Legendary filmmaker John Woo has long been known for his signature hard-boiled crime dramas and for pioneering a cinematic style known as ‘bullet ballet’.
Having branched out into period drama with 2008’s epic war film Red Cliff, he has now produced and co-directed his first wuxiapian, or martial arts swordfighting film, Reign of Assassins.
Still, he thinks he hasn’t hit his peak or directed his magnum opus yet.
“I have always wanted to produce the films of up-and-coming directors,” the highly influential director said during a press session here to promote the film, which was written and directed by Su Chao-Pin and opened October 7.
“Although Chinese movies have developed well, many just follow the trend of what’s in the vogue at the moment. There are very few multicultural films like this, with a special quality, an independent spirit and genuine character.”
Reign of Assassins, which stars Michelle Yeoh, Shawn Yue, Barbie Hsu, Wang Xueqi, Kelly Lin and Korean heartthrob Jung Woo-Sung, tells the tale of an assassin (Yeoh) who changes her identity and tries to lead a normal life before her past catches up with her.
Woo stressed that the film truly belonged to director Su. He initially did not intend to get involved with directing, but later contributed enough input to garner a co-director credit.
“My very own wuxiapian, I have not done it yet! I want to do it in my style, with (Woo’s trademark) doves flying, in that sort of grand heroic-romantic style – a more macho wuxiapian,” he said.
“It will be a different kind of wuxiapian; I believe I can bring my own style into the picture. I’m currently writing the script so, really, I’ve saved the best for myself!”
Asked about the lifetime achievement award he received in September at the prestigious Venice Film Festival, the 64-year-old Woo said he was “very grateful and moved” as well as “very lucky”.
“This prize has come a little early for me. I still have a little bit of hair on my head! I established some innovative techniques and I think I’ve inspired some directors – I hope I’ve made some small contribution to cinema after all.
“But it’s still not enough for me; I have not yet directed my perfect film. All the films I’ve done before, I never watch them – I feel they all have flaws. So I’m going to keep making movies to find my dream movie.”
While he pursues perfection, his daughter Angeles is seeking her own path in showbiz, snagging a small part as an assassin in her father’s latest film.
Director Su agreed with Woo that Angeles surprised and impressed. If one didn’t know better, one would have assumed she was an old pro at this, he said.
“She really opened our eyes. She’s really skilled and has black belts in judo and taekwondo. I was worried at first that she would not have the strength, but she was able to do many of the action scenes without a stand-in.”
Lead actress Yeoh cheekily revealed that Woo was a nervous wreck when his daughter was filming.
“The only person I saw who was very excited on set (during action scenes) was a father. When we’re doing the wirework, it’s very scary because you’re not in control. If you’re in mid-air there are no brakes.
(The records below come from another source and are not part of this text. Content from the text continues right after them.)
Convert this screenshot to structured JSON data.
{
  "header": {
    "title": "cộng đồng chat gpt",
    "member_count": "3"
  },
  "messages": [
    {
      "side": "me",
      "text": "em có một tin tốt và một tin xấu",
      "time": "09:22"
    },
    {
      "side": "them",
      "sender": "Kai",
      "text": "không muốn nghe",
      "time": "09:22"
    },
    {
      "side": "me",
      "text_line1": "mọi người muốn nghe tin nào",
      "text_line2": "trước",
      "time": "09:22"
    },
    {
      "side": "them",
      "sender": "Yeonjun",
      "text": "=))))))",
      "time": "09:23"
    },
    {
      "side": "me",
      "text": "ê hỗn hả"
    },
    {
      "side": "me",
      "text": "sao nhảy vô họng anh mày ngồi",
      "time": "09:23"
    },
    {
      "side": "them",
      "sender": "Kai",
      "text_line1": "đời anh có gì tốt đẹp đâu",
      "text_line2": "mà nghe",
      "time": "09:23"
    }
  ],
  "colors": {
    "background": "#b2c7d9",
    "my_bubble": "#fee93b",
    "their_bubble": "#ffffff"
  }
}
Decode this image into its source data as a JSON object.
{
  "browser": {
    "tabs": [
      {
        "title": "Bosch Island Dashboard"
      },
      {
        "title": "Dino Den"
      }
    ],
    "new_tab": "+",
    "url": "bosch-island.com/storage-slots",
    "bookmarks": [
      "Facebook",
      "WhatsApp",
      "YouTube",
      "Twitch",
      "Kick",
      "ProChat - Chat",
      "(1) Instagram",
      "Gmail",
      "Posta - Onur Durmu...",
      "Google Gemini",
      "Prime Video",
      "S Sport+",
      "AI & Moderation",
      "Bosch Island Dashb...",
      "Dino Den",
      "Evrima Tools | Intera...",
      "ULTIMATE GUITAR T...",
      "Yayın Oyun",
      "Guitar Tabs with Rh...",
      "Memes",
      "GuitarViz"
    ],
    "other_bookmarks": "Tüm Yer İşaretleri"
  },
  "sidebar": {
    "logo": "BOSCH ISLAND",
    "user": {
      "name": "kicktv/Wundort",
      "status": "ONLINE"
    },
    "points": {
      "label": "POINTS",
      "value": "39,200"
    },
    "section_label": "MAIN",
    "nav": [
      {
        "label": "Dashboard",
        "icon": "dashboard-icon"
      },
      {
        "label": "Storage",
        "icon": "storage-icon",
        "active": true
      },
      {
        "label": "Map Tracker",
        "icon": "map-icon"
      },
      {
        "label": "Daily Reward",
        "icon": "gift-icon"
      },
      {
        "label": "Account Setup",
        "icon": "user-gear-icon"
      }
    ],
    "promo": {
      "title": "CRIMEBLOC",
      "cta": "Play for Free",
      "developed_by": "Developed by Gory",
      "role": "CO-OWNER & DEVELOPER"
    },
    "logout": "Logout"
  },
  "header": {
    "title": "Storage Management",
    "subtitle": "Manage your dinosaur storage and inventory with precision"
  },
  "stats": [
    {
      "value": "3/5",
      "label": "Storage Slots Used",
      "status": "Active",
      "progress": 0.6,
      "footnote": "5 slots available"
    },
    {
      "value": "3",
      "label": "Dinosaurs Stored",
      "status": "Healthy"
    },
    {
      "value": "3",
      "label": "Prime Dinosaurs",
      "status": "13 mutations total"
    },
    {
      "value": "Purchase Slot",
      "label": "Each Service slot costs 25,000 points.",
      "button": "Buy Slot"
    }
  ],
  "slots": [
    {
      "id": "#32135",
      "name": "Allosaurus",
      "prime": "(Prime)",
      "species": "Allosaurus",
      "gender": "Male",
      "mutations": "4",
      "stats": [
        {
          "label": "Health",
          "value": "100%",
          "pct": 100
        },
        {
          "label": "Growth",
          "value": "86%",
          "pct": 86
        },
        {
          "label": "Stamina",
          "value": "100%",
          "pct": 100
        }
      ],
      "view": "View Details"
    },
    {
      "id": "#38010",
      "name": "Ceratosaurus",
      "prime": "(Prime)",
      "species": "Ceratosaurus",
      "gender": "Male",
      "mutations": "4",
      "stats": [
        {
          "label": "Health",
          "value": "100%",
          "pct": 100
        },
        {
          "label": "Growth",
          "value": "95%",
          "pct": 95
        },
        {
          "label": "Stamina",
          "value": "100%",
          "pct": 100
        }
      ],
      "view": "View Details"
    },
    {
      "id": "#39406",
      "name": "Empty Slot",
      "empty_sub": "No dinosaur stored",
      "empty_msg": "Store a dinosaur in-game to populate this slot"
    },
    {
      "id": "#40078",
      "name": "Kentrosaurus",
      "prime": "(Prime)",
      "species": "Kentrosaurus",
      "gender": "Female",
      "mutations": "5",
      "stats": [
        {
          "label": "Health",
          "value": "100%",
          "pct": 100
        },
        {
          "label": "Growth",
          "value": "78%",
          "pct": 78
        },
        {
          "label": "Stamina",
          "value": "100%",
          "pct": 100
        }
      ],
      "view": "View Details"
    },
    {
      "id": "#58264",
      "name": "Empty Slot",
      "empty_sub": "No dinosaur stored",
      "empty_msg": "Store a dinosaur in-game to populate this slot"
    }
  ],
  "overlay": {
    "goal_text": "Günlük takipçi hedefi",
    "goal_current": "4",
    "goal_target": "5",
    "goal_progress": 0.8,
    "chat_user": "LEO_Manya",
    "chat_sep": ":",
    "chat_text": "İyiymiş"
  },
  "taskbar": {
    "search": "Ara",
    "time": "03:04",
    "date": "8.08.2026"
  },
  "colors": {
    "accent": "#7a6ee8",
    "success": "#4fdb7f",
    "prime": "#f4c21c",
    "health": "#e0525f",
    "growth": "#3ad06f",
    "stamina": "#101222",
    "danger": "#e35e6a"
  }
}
“We had such an experienced stunt team. But of course when Angeles was on the wire, we saw this daddy who was walking up and walking down, asking ‘Are you sure it’s safe? Did you test it first? How many times did you try it?’ It was really cute.
“One time we heard a crash, and John’s reaction was, ‘Ok, it’s not Angeles!’” Yeoh said laughing. “Fortunately, nobody was injured – it was just some equipment. In the end, I think Angeles did have to say, ‘Daddy, can you please go home?’”
Now, apart from perfectionist filmmaker and action pioneer, we can add the title of ‘doting father’ to the legend of John Woo.